There’s everything to like about this book except its brevity; Heinrich’s lively, effortlessly pedagogical prose is in peak form, his vast knowledge of the animal world is on full display, and, for his long-time fans, there’s a good deal of his signature puckish even-handedness about the finer points of the Linnaean pecking order. Heinrich has been intimately studying owls, ravens, and other smart creatures far too long to sentimentalize for the benefit of his merely human readers – this is natural history as God would write it, if God were a Unitarian (and the odds of that are pretty good, all things considered). In these pages, living things sooner or later die, and their remains are processed immediately (if not daintily) into the ongoing buffet of life.

Parts of this may not sit well with his more maudlin readers, since in the modern West death has become a prettified, compartmentalized thing – and not just human death:

Most parts of any domesticated livestock are now cycled only into human consumption, with scraps converted to pet food. Thus we and our pets are vulture stand-ins. But if an animal that is deemed not suitable as food for us dies, we also deem it unsuitable for availability to others. Even the road-killed deer and other animals that the highway department picks off the roads are disposed of by burying. Vultures would do the job better if we let them.

You can see the abyss just on the other side of such observations, right?  If vultures (and all the other ‘handmaidens,’ including every canine who ever drew breath) could do the job better on roadkill – an they indisputably could, since they’re capable of digesting and processing back into the natural cycle vast quantities of nutrients that are simply lost upon incineration or burial – then it follows they could do a better job on … well, on Grannie. This is where the magnificent dispassion of Life Everlasting bumps up hard against human sentimentality, and it’s the reason this book won’t be the perfect summer gift for every recipient. That aforementioned process of mourning derives entirely from an attachment for a loved one’s body that lingers after the loved one is no longer inhabiting that body. It’s fundamentally irrational, so there’s no gainsaying it.

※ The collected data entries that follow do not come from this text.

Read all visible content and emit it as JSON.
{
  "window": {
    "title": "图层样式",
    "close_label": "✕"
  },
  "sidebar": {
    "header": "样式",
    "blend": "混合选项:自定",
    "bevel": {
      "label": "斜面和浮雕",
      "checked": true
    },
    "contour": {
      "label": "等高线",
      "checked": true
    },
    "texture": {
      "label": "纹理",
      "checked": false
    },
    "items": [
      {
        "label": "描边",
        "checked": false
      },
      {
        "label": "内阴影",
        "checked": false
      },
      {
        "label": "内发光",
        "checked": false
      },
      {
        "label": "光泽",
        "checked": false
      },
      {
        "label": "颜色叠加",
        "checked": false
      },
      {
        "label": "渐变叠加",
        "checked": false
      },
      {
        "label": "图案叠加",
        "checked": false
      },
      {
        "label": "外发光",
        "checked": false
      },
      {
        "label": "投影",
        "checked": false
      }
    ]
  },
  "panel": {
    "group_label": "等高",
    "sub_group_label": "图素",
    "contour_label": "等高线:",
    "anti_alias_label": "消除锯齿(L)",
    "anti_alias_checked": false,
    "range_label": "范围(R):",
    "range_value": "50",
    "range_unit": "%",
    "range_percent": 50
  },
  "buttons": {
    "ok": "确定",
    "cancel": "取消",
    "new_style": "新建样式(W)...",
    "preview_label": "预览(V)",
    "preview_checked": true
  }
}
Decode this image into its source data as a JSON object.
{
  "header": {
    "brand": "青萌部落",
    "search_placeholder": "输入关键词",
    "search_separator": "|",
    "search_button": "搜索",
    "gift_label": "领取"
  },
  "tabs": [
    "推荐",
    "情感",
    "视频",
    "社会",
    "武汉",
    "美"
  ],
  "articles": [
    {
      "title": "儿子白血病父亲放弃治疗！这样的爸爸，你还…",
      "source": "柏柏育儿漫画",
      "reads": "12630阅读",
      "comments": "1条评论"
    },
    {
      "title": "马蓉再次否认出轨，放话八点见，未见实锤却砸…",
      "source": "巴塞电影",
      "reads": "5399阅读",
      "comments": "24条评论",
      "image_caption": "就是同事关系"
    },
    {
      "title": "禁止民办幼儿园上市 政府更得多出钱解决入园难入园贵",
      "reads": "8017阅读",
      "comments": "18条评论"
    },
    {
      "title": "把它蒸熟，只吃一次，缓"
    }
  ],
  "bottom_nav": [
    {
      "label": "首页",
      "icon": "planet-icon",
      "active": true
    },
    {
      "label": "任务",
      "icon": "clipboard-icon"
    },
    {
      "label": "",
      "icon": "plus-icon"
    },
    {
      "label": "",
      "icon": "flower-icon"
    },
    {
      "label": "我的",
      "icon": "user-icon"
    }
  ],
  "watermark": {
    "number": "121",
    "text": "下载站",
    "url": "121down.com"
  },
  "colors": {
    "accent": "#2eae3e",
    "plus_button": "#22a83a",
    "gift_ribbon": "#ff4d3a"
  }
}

Fortunately, Heinrich doesn’t zero in on such extensions of his subject in Life Everlasting – at least not so remorselessly that those who feel so inclined won’t still be able to think of death  and decay as things that happen only to other people. So the book isn’t entirely disqualified from gift-giving! Anybody who enjoys first-rate natural history will love this book. Heinrich is our best practitioner of the art, and readers should take advantage of that – before the handmaidens get at him.